I didn't really get to know Dale until I worked with him but I'd known who he was since I was a kid. My mom worked at a small junior college and she would check out movies from Lawson McGhee to show in her classes. When it was time to return them she would often pull up to the library entrance and send me inside while she made the block. "Take this upstairs to the second floor and tell Mr. Watermulder that it's a return from Dixie Hall at Draughons Junior College" she would tell me. And I would dutifully carry the film case upstairs and return it to Dale. Or Becky. Or Amy. All of whom I would work with years later. In some small way it felt like working with family, because they all remembered me from my days as a pint-sized courier. Plus, by the time I joined the department most of the staff had been working together for years so they acted like a family. There was a refreshing lack of pretense. None of us were really morning people and so, for the first hour or so each morning, we kept quiet and stayed out of each other's ways. Nobody minded if you weren't a bright-eyed, bushy-tailed ray of sunshine at the start of the day; if you just wanted to quietly go about your work until you thawed out that was alright. I assimilated quickly and felt comfortable and at home in that environment. I actually looked forward to work, which was an absolute revelation for me at the time.

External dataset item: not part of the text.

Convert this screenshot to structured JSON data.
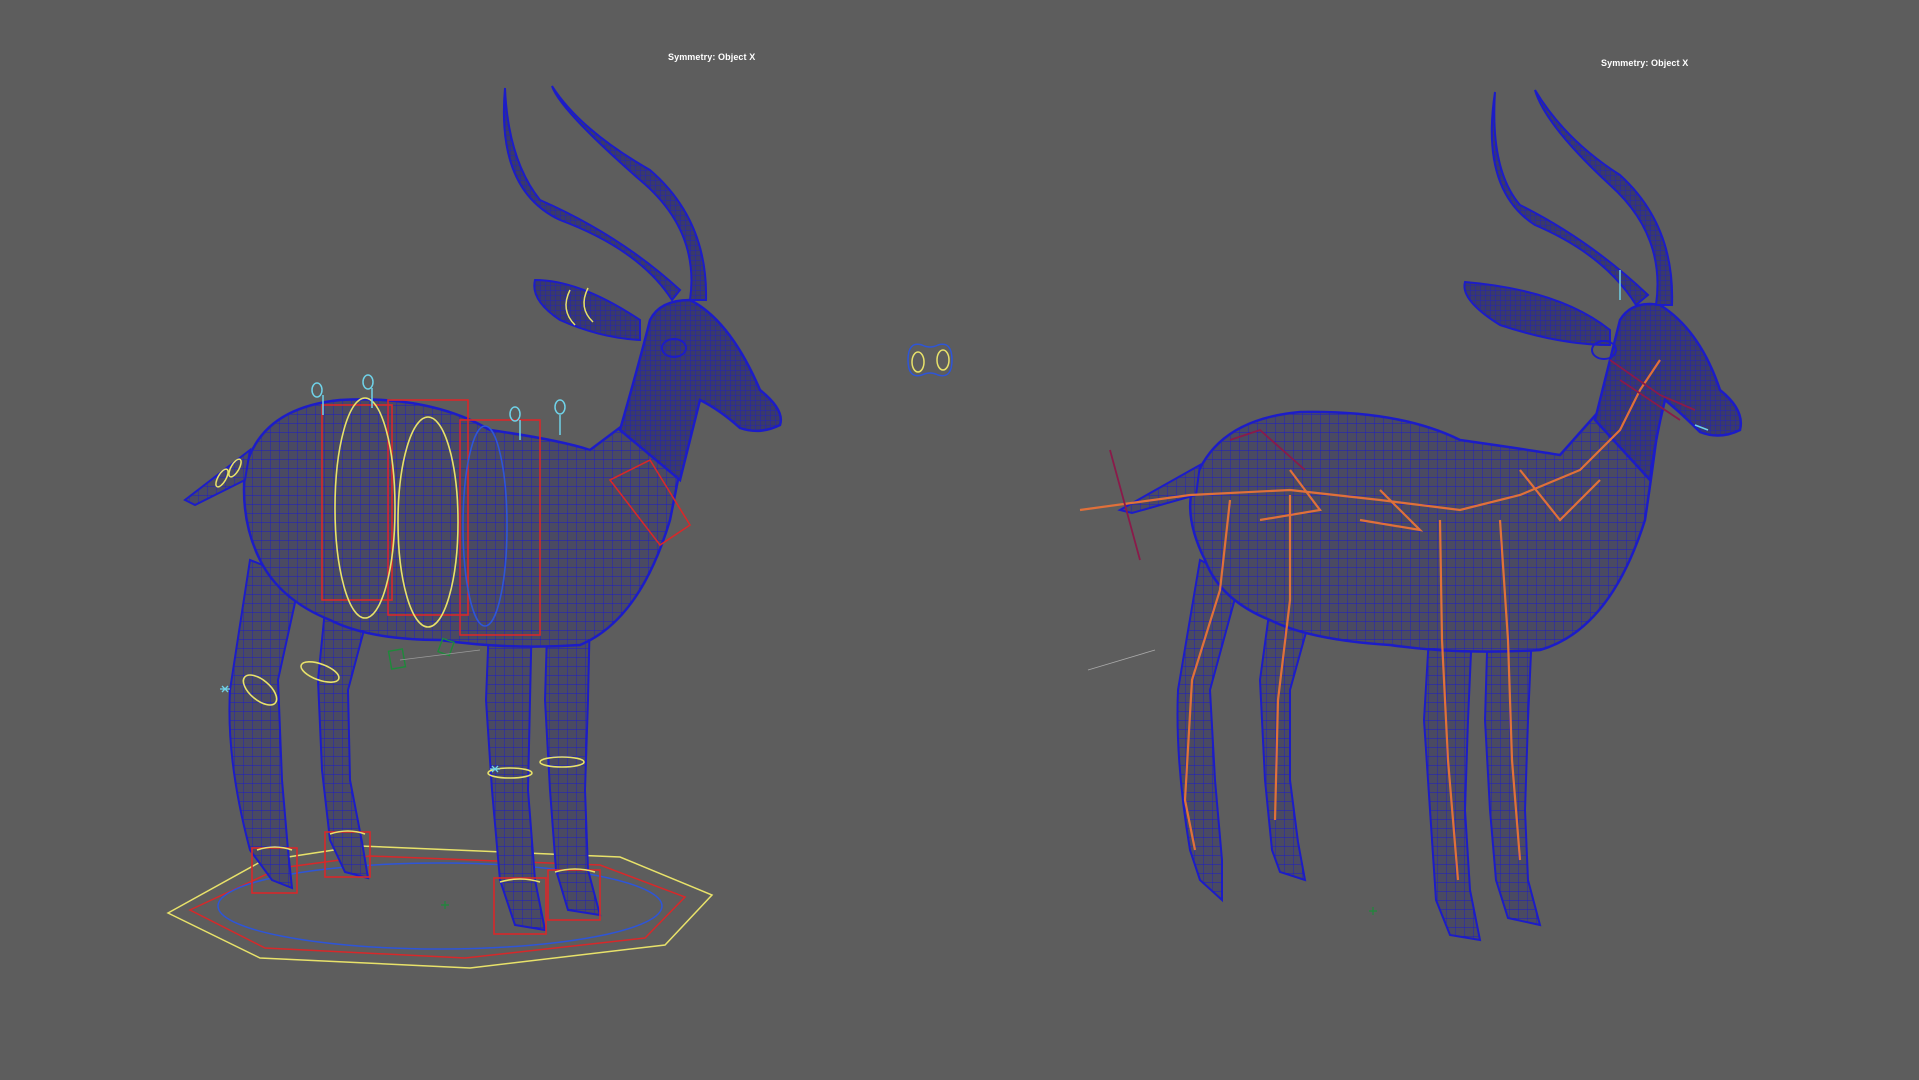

Of course that had a lot to do with the nature of our work as well. As head of the department Dale cultivated and curated our collection of movies and music. We provided the public with what they wanted and all the most popular titles were readily available but we also provided materials that were more obscure, more offbeat and random. Dale's knowledge of cinema was vast and varied (and his knowledge of music - classical, in particular - was even more impressive) but he was never snobbish about it. And, this is something I loved so much about him, he wanted to know what we were interested in as well. He listened to our recommendations and suggestions and he took them seriously. Despite his enormous wealth of knowledge he was always keen to learn about new things. Working with him felt like a collaborative process with the single goal of getting the biggest, best assortment of material to the public that we possibly could. It felt great to be a part of something like that, even if it was only for such a short amount of time.

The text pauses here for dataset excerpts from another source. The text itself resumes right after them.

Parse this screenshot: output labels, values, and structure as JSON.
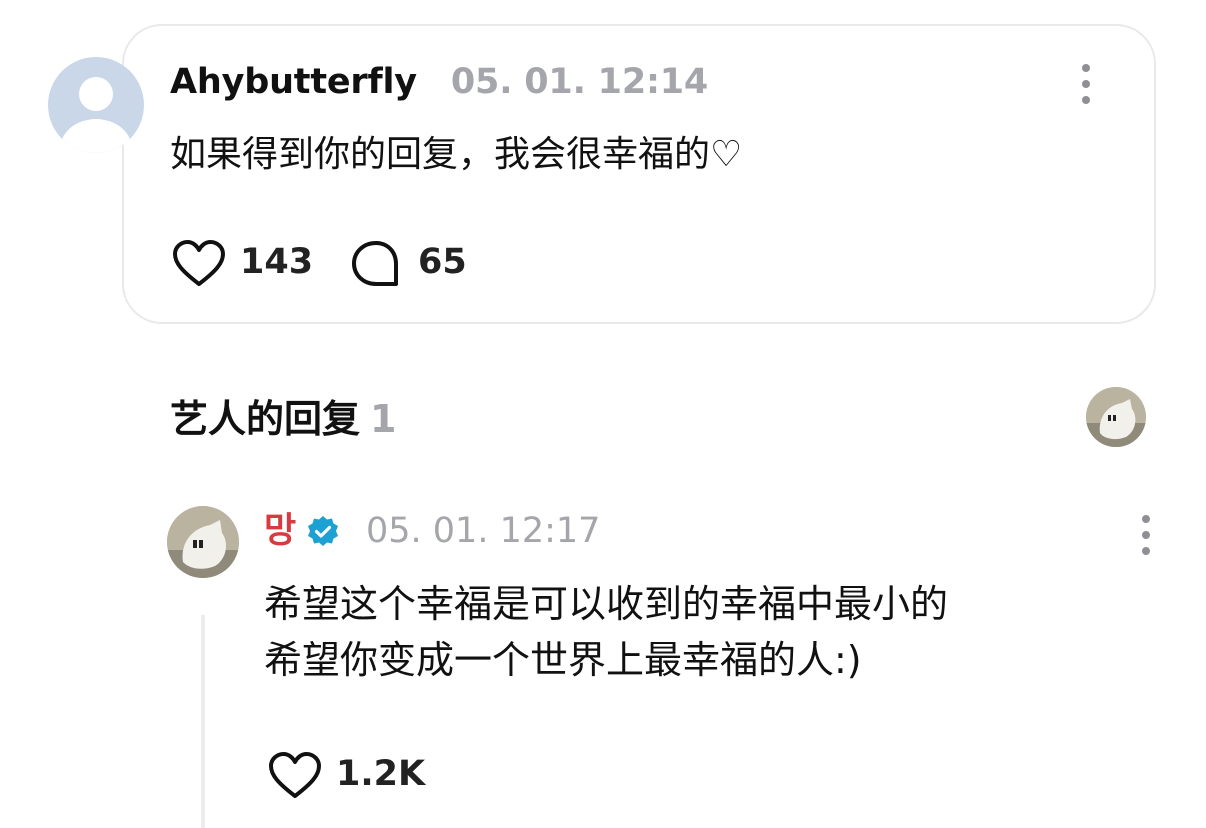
{
  "comment": {
    "username": "Ahybutterfly",
    "timestamp": "05. 01. 12:14",
    "text": "如果得到你的回复，我会很幸福的♡",
    "likes": "143",
    "replies": "65"
  },
  "artist_section": {
    "title": "艺人的回复",
    "count": "1"
  },
  "artist_reply": {
    "name": "망",
    "verified": true,
    "timestamp": "05. 01. 12:17",
    "lines": [
      "希望这个幸福是可以收到的幸福中最小的",
      "希望你变成一个世界上最幸福的人:)"
    ],
    "likes": "1.2K"
  },
  "colors": {
    "artist_name": "#d83a3f",
    "verified_badge": "#1da1d2",
    "muted_text": "#a4a6ab"
  },
  "icons": [
    "user-avatar-placeholder",
    "more-vertical-icon",
    "heart-icon",
    "comment-bubble-icon",
    "verified-badge-icon"
  ]
}
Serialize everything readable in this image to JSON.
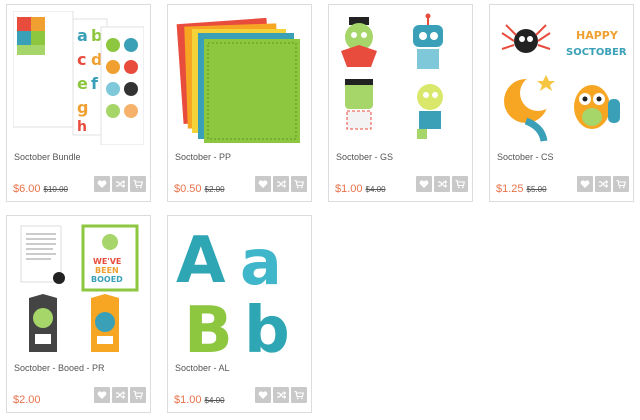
{
  "products": [
    {
      "title": "Soctober Bundle",
      "price": "$6.00",
      "old_price": "$10.00",
      "thumb": "bundle"
    },
    {
      "title": "Soctober - PP",
      "price": "$0.50",
      "old_price": "$2.00",
      "thumb": "papers"
    },
    {
      "title": "Soctober - GS",
      "price": "$1.00",
      "old_price": "$4.00",
      "thumb": "monsters"
    },
    {
      "title": "Soctober - CS",
      "price": "$1.25",
      "old_price": "$5.00",
      "thumb": "critters"
    },
    {
      "title": "Soctober - Booed - PR",
      "price": "$2.00",
      "old_price": "",
      "thumb": "booed"
    },
    {
      "title": "Soctober - AL",
      "price": "$1.00",
      "old_price": "$4.00",
      "thumb": "letters"
    }
  ],
  "thumb_text": {
    "happy_soctober": [
      "HAPPY",
      "SOCTOBER"
    ],
    "booed": [
      "WE'VE",
      "BEEN",
      "BOOED"
    ],
    "bundle_letters": [
      "a",
      "b",
      "c",
      "d",
      "e",
      "f",
      "g",
      "h"
    ],
    "alpha_letters": [
      "A",
      "a",
      "B",
      "b"
    ]
  },
  "icons": {
    "wishlist": "heart-icon",
    "compare": "shuffle-icon",
    "cart": "cart-icon"
  },
  "colors": {
    "price": "#e8734a",
    "button": "#c9c9c9",
    "border": "#dcdcdc",
    "title": "#555555"
  }
}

After Dale retired from the library system he would occasionally call me up and we would go to lunch. After we'd decided on a place to eat and exchanged pleasantries he'd always ask "So, what have you seen lately?" He'd get out his little notebook and write down most or all of the titles I'd mention to him. Then he'd tell me what he'd been watching. His recommendations were great. I began my love affair with Hayao Miyazaki after Dale talked him up. I watched The Lady Eve after he suggested it (and I adored it). When I made some remark about loving Hannibal Lecter Dale told me to watch Henry, Portrait of a Serial Killer for contrast because it wasn't an entertaining movie (and maybe such gruesome subject matter shouldn't always be entertaining). He really liked Nicole Kidman and I did too so we talked about her work and her all-around fabulousness on more than one occasion. He was upfront about what he disliked as well. I adored The Umbrellas of Cherbourg but he couldn't get past the amateurish singing. He adored Fred Astaire (Swing Time is a title I remember him bringing up several times) but didn't care for Gene Kelly's more robust, athletic style of dancing. I liked The Song of Bernadette but he thought Jennifer Jones was a great big bore. Even when we disagreed it just felt great to engage with someone who knew so much about movies.

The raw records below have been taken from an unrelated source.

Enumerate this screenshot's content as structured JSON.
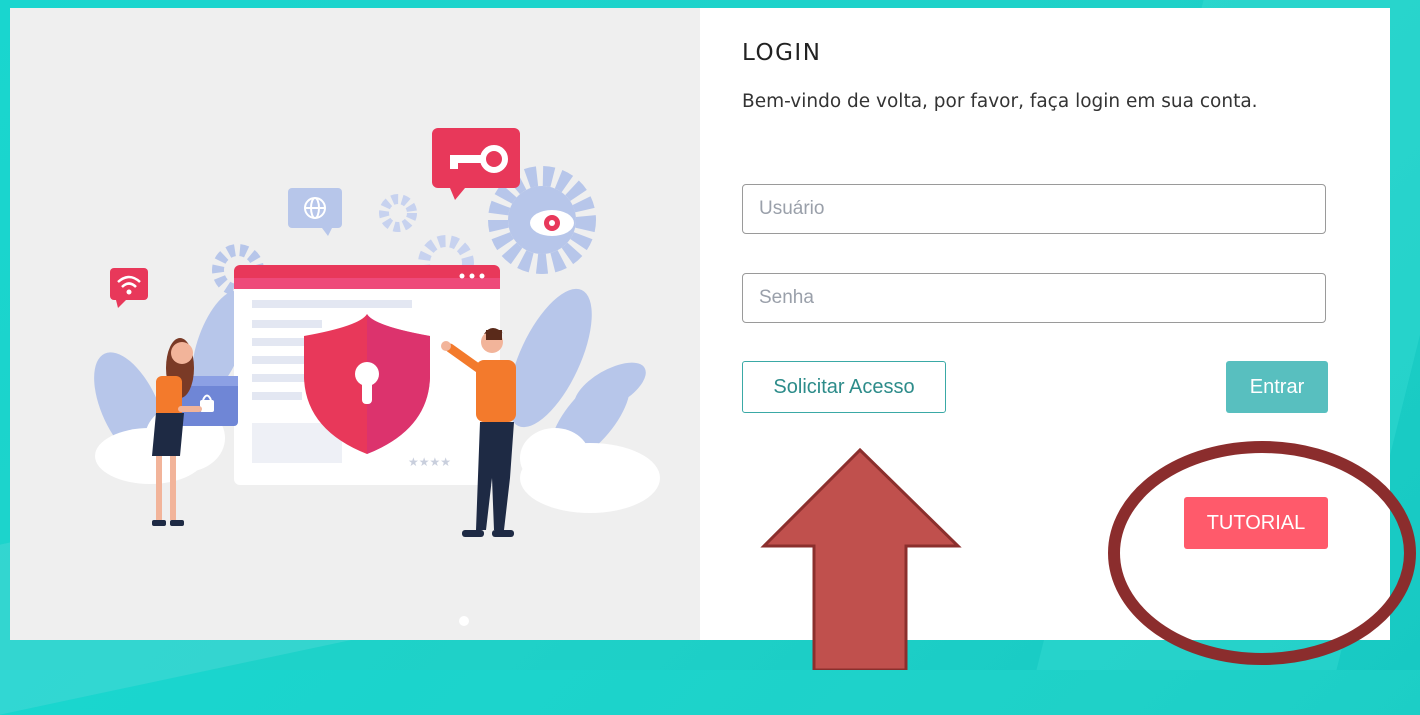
{
  "login": {
    "title": "LOGIN",
    "welcome": "Bem-vindo de volta, por favor, faça login em sua conta.",
    "username_placeholder": "Usuário",
    "password_placeholder": "Senha",
    "request_access_label": "Solicitar Acesso",
    "enter_label": "Entrar",
    "tutorial_label": "TUTORIAL"
  },
  "colors": {
    "background": "#1fd1c8",
    "enter_button": "#58bfbf",
    "tutorial_button": "#ff5a6b",
    "annotation": "#b94a48"
  },
  "icons": [
    "key-icon",
    "globe-icon",
    "gear-icon",
    "eye-icon",
    "wifi-icon",
    "shield-lock-icon",
    "folder-lock-icon"
  ]
}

There are other little things that I remember. Insignificant things that I found so endearing. He would wear turtlenecks under cableknit sweaters, most of which were so well-worn that they'd started to unravel at the seams ("We're pretty casual around here" he told me during my orientation). He once told me, after I'd dropped to my knees to reshelve an item and then quickly stood back up, that I looked like Alice in Wonderland growing smaller and then larger by the minute. He never forgot anybody's birthday and brought in a nice cake for the department to share each and every time. He gave us cocoa at Christmas. There was never much fanfare but that made all the gestures seem even more genuine.
I'll occasionally have this dumb daydream about how fun it would be to co-host a movie series on television with Dale, like Robert Osborne and Drew Barrymore (or Rose McGowan before her) do on The Essentials on TCM. It's silly but I sort of wish I'd told him about it. I think he would've been amused. Though it had been a few years since our last lunch date I thought of Dale often. I imagine I'll continue to think of him often. I didn't know him very well for a very long period of time but he had an enormous impact on me. He was one of my very favorite people in the world and I am so, so sorry that Knoxville has lost such a vibrant, extraordinary presence. But we are better off for having benefitted from his kindness and his generosity for the years that he was with us.